I dissent from so much of the opinion as holds that because of the employer's no-solicitation rule it was an unfair labor practice not to grant the union's request for an opportunity to reply to Rudolph's speech under similar conditions. Section 8(c) of the Act as amended, 29 U.S.C.A. § 158(c), grants the employer the privilege of arguing against unionization without any limitation except that the expression of his views must contain 'no threat of reprisal or force or promise of benefit.' It is clear from the legislative history, which criticized as too restrictive the decision in Clark Brothers, 70 N.L.R.B. 802, that Congress intended the employer to have the right to address his employees on company time and property.1 There is no suggestion that if he exercised the right he must accord to union representatives a similar opportunity. My brothers apparently agree that he need not, unless he has in effect a no-solicitation rule. I am unable to see the relevancy of such rule in the interpretation to be given to section 8(c). As Board member Reynolds well says in his dissenting opinion:

23

'The legislative history attendant the enactment of Section 8(c) is replete with assurances that its passage would guarantee free speech to employers in labor disputes. That his freedom of speech encompassed the right to address employees in the plant, as did Respondent's President, is beyond question. Nowhere in the Act or in its legislative history, however, does it appear that a concomitant of this right is the obligation to provide a forum of debate for unions. Indeed, hinging an employer's right to speak upon his readiness to make available the means by which his arguments, views, and opinions can be nullified, effectively emasculates Section 8(c) as it applies to the right of an employer to address his employees.'

24

Nor do I find persuasive the authorities cited in my brothers' opinion in support of this part of their decision.2 They were decided prior to enactment of section 8(c). I think enforcement of the order should be denied without remand for further proceedings.

1 In addition to its order requiring Bonwit Teller to cease and desist from certain specified unfair labor practices, the Board set aside the results of the election and directed that a new election be held at some time in the future. In its brief, Bonwit Teller requests that we also review this action of the Board. But it is clear that we have no power to do so, A.F.L. v. N.L.R.B., 308 U.S. 401, 60 S.Ct. 300, 84 L.Ed. 347; N.L.R.B. v. LaSalle Steel Co., 7 Cir., 178 F.2d 829, 832 n. 1, because the order was not a final order reviewable under Section 10(f) of the Act, 29 U.S.C.A. § 160(f).

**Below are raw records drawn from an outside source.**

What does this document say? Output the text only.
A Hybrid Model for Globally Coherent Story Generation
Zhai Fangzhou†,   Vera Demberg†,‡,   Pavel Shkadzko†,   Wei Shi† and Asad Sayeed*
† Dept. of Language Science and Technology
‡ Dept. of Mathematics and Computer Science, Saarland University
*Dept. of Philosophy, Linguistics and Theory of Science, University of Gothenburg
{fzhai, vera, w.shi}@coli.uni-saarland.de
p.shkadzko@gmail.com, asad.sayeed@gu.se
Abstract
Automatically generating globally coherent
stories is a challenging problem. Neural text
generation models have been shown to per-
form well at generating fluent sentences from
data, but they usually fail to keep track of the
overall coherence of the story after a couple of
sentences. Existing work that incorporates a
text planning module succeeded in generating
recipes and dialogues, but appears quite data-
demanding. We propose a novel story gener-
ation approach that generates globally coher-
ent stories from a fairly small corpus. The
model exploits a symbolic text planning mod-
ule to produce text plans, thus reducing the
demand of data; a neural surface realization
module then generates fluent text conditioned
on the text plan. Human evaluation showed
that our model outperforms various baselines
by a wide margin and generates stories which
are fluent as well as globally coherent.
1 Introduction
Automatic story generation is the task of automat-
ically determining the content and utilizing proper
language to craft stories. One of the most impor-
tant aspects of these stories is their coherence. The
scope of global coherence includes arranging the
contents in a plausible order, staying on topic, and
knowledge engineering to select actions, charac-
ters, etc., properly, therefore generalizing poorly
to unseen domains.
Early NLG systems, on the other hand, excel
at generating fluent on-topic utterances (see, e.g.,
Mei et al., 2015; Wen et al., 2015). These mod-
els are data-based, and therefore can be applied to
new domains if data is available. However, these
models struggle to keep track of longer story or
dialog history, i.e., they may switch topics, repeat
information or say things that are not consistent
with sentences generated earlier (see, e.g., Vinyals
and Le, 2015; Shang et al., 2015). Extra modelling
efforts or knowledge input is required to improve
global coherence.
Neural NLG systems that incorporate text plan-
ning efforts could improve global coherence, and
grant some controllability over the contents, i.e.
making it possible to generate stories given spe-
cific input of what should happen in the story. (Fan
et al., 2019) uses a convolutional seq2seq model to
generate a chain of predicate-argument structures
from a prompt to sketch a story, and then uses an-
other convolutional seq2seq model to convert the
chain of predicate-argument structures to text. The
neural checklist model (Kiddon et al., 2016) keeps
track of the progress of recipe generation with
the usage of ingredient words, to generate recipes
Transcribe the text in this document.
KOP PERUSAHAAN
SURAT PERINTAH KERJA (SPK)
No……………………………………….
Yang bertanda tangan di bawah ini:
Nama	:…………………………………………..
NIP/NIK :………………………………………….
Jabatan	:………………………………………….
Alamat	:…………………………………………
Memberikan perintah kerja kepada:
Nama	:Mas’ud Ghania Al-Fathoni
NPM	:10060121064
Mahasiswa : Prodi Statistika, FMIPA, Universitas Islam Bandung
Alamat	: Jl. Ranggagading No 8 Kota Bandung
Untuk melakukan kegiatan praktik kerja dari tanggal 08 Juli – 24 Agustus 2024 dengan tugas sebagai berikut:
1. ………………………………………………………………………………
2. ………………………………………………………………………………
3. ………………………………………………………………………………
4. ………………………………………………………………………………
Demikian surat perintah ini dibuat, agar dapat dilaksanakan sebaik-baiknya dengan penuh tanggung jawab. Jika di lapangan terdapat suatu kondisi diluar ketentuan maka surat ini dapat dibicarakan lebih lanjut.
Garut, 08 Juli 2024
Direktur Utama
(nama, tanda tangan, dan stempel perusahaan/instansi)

2 Ordinarily, such a rule would constitute a violation of Sec. 8(a)(1). See Republic Aviation Corp. v. N.L.R.B., 324 U.S. 793, 65 S.Ct. 982, 89 L.Ed. 1372. However, the Board has recognized an exception in the case of retail department stores which allows the employer to forbid any solicitation on the selling floors of the store. See e.g., May Department Stores, 59 N.L.R.B. 976. For reasons hereinafter stated, this exception is not applicable in the case at bar.

3 The customers' entrances to the store were closed at 5 P.M., but customers already in the store were allowed to complete their shopping.

4 'It shall be an unfair labor practice for an employer-

'(1) to interfere with, restrain, or coerce employees in the exercise of the rights guaranteed in section 7.'

5 '(c) The expressing of any views, argument, or opinion, or the dissemination thereof, whether in written, printed, graphic, or visual form, shall not constitute or be evidence of an unfair labor practice under any of the provisions of this Act, if such expression contains no threat or reprisal or force or promise of benefit.'

6 Apparently Bonwit's no-solicitation rule was not restricted to the selling areas alone, for there was testimony that union organizers were driven out of other portions of the premises when they were attempting to solicit employees.

1 Senate Report No. 105 on S. 1126, Legislative History of the Labor Management Act, 1947, p. 429.

2 Republic Aviation Corp. v. N.L.R.B., 324 U.S. 793, 65 S.Ct. 982, 89 L.Ed. 1372; N.L.R.B. v. American Furnace Co., 7 Cir., 158 F.2d 376; N.L.R.B. v. Waterman Steamship Corp., 309 U.S. 206, 60 S.Ct. 493, 84 L.Ed. 704.